Mac Pro Mid 2010 model
OS: macOS High Sierra (version 10.13.4)
CPU: 2 x 6-core 2.66 GHz Intel Xeon (256KB of L2 cache per core and 12 MB L3 cache per processor, 6.4 GT/s interconnect speed)
System Hard disk: Solid State Drive (512GB)
Data Strange Hard Disk: WD 4TB hard drives (conventional magnetic drives)
Memory: 64 GB 1333 MHz DDR3 ECC SDRAM
Fixed IP address on campus: 10.243.34.140
Graphics: 2 x AMD ATI Radeon HD 5770 (1024MB VRAM)
Spark Implementations
We tried three different Spark implementations of loading in a database of files and querying it for the desired values, which are documented in the code guide. In the first implementation, a Spark dataframe is generated and then transformed by dataframe.filter( ). Another implementation creates a temporary view of the dataframe and runs SQL directly on it. The last implementation partitions and writes the data in the format of Parquet.
Analysis of Methods
Data Generation - Big Compute
The batched data generation involves calling several hundred to several thousand different calculations of the VASP imeplementation of Density Functional Theory. All of the calculations’ input parameters are deterministically generated and may proceed in any order; further, VASP is commercial software which is optimized already for parallel implementation on the per-calculation basis, exploiting multiple cores to more rapidly solve for the electronic density function and associated energy. Therefore, the process of generating our data sets is ripe for embarassingly parallel MPI implementation.
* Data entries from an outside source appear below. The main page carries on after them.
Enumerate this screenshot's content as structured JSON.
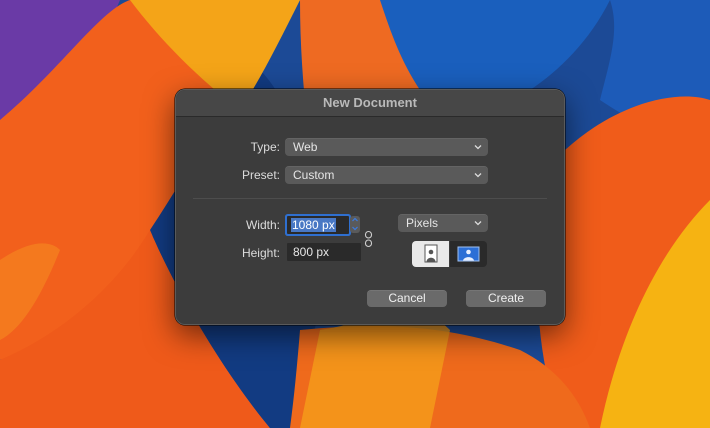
{
  "dialog": {
    "title": "New Document",
    "type_label": "Type:",
    "type_value": "Web",
    "preset_label": "Preset:",
    "preset_value": "Custom",
    "width_label": "Width:",
    "width_value_selected": "1080 px",
    "height_label": "Height:",
    "height_value": "800 px",
    "units_value": "Pixels",
    "orientation_selected": "landscape",
    "cancel_label": "Cancel",
    "create_label": "Create"
  },
  "colors": {
    "dialog_bg": "#3c3c3c",
    "accent": "#2f6fcf",
    "wallpaper_blue": "#1a4d9c",
    "wallpaper_orange": "#f05a1e",
    "wallpaper_yellow": "#f6b312"
  }
}
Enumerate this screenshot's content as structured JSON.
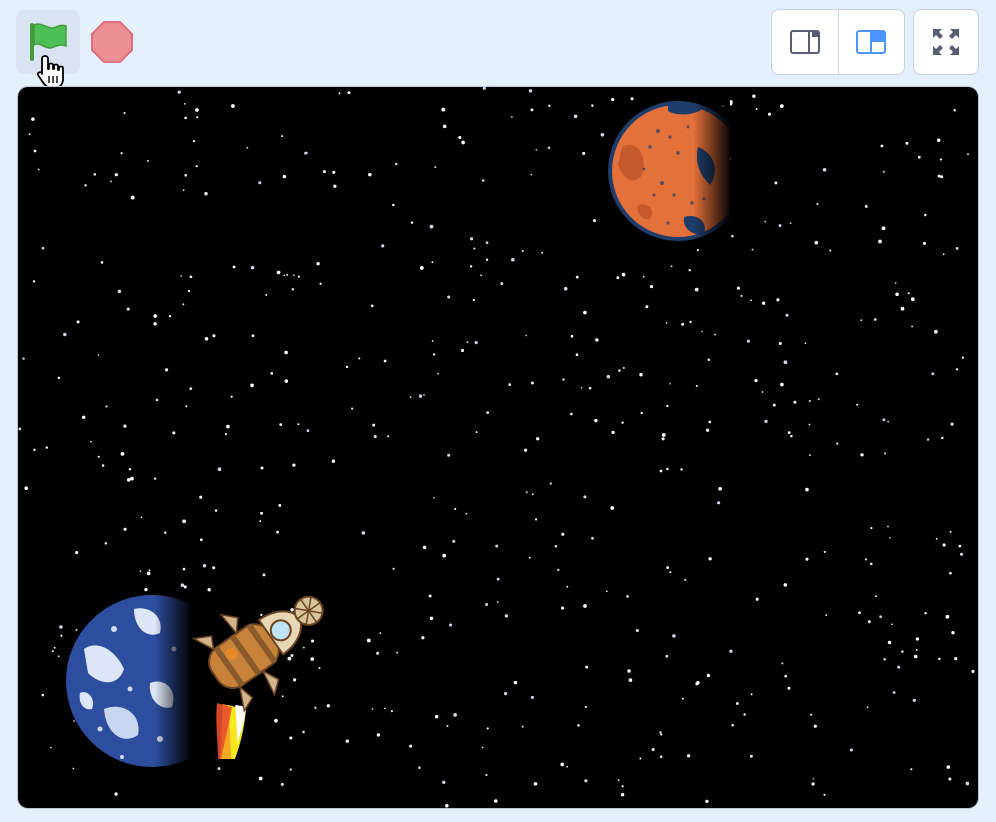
{
  "toolbar": {
    "green_flag_icon": "green-flag-icon",
    "stop_icon": "stop-sign-icon",
    "cursor_icon": "hand-pointer-icon",
    "small_stage_icon": "small-stage-icon",
    "normal_stage_icon": "normal-stage-icon",
    "fullscreen_icon": "fullscreen-icon"
  },
  "stage": {
    "backdrop": "stars",
    "sprites": [
      "planet-mars",
      "planet-earth",
      "rocketship"
    ]
  },
  "colors": {
    "accent_blue": "#4c97ff",
    "flag_green": "#4cbf56",
    "stop_red": "#ec5959",
    "stage_bg": "#000000",
    "mars": "#e4703a",
    "earth": "#2d4e9e"
  }
}
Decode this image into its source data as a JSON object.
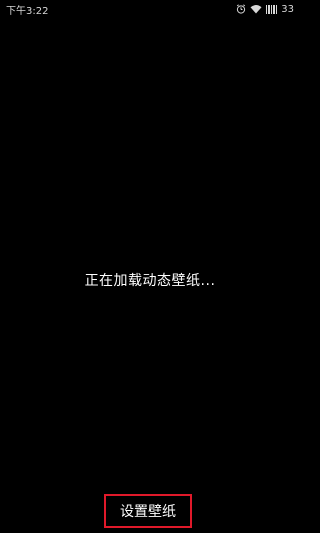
{
  "status_bar": {
    "time": "下午3:22",
    "battery": "33",
    "icons": [
      "alarm-icon",
      "wifi-icon",
      "signal-icon"
    ]
  },
  "main": {
    "loading_text": "正在加载动态壁纸..."
  },
  "actions": {
    "set_wallpaper_label": "设置壁纸"
  },
  "colors": {
    "background": "#000000",
    "text": "#ffffff",
    "highlight_border": "#e0192a"
  }
}
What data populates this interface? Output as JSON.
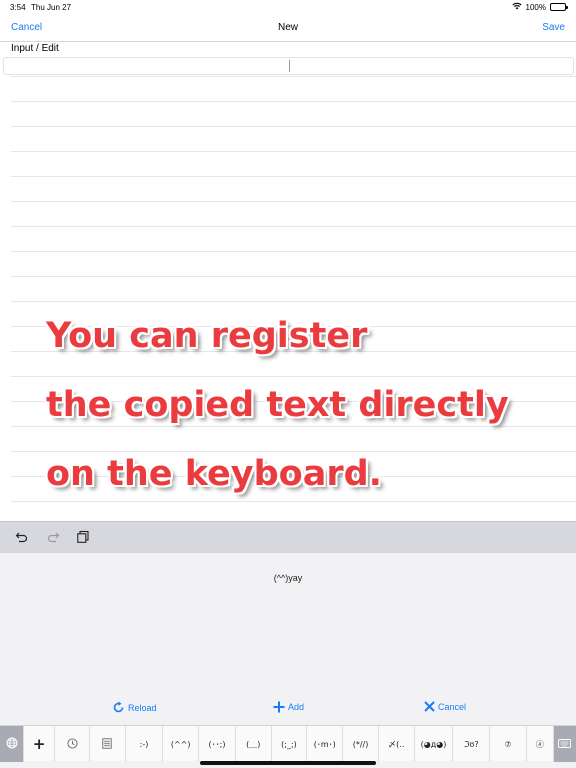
{
  "status": {
    "time": "3:54",
    "date": "Thu Jun 27",
    "battery": "100%",
    "battery_level": 100
  },
  "nav": {
    "cancel_label": "Cancel",
    "title": "New",
    "save_label": "Save"
  },
  "editor": {
    "section_label": "Input / Edit",
    "input_value": ""
  },
  "overlay": {
    "lines": [
      "You can register",
      "the copied text directly",
      "on the keyboard."
    ],
    "color": "#ea3b3f"
  },
  "toolbar": {
    "icons": [
      "undo-icon",
      "redo-icon",
      "paste-icon"
    ]
  },
  "keyboard": {
    "clipboard_item": "(^^)yay",
    "actions": {
      "reload": "Reload",
      "add": "Add",
      "cancel": "Cancel"
    },
    "keys": [
      ":-)",
      "(^^)",
      "(･･;)",
      "(＿)",
      "(;_;)",
      "(･m･)",
      "(*//)",
      "〆(..",
      "(◕д◕)",
      "ℑ︎ʊ?",
      "⑦",
      "ⓐ"
    ],
    "key_icons": [
      "globe-icon",
      "plus-icon",
      "history-icon",
      "notepad-icon",
      "keyboard-icon"
    ]
  },
  "colors": {
    "accent": "#1a7cf5",
    "toolbar": "#d7d8de",
    "keyboard_bg": "#f2f2f4"
  }
}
Data Management - Big Data
Next, we turn to managing the data. When developing a tight-binding model for a system of atoms, we are attempting to map displacements between atoms (which arise from a twisting angle applied to a bilayer system) to the resultant coupling between their orbitals. In Transition Metal Dichalcogenide systems, we have 11 orbitals in the three-atom unit cell of a monolayer (2 sets of three p-orbitals for the Chalcogens, and five d-orbitals for the Transition Metal). In a twisted sample, we seek to find the orbital interaction between every pair of orbitals in the material. Therefore, we move from the displacements between individual atoms to the coupling strength of the atom’s orbitals. Some examples of the coupling strengths between different orbitals are visualized below.
We obtain local information about how the orbital coupling should behave from the Wannierization. We end up with a data set of hundreds of displaced unit cells with associated orbital-orbital energy couplings. Querying this database is not trivial, and represents a query of several million data points to find the relevant values. Even loading the relevant data into usable memory is not a trivial task for the computer. Therefore, managing this enormous dataset, and querying it efficiently, is ammenable to attack via Spark or other distributed database management frameworks.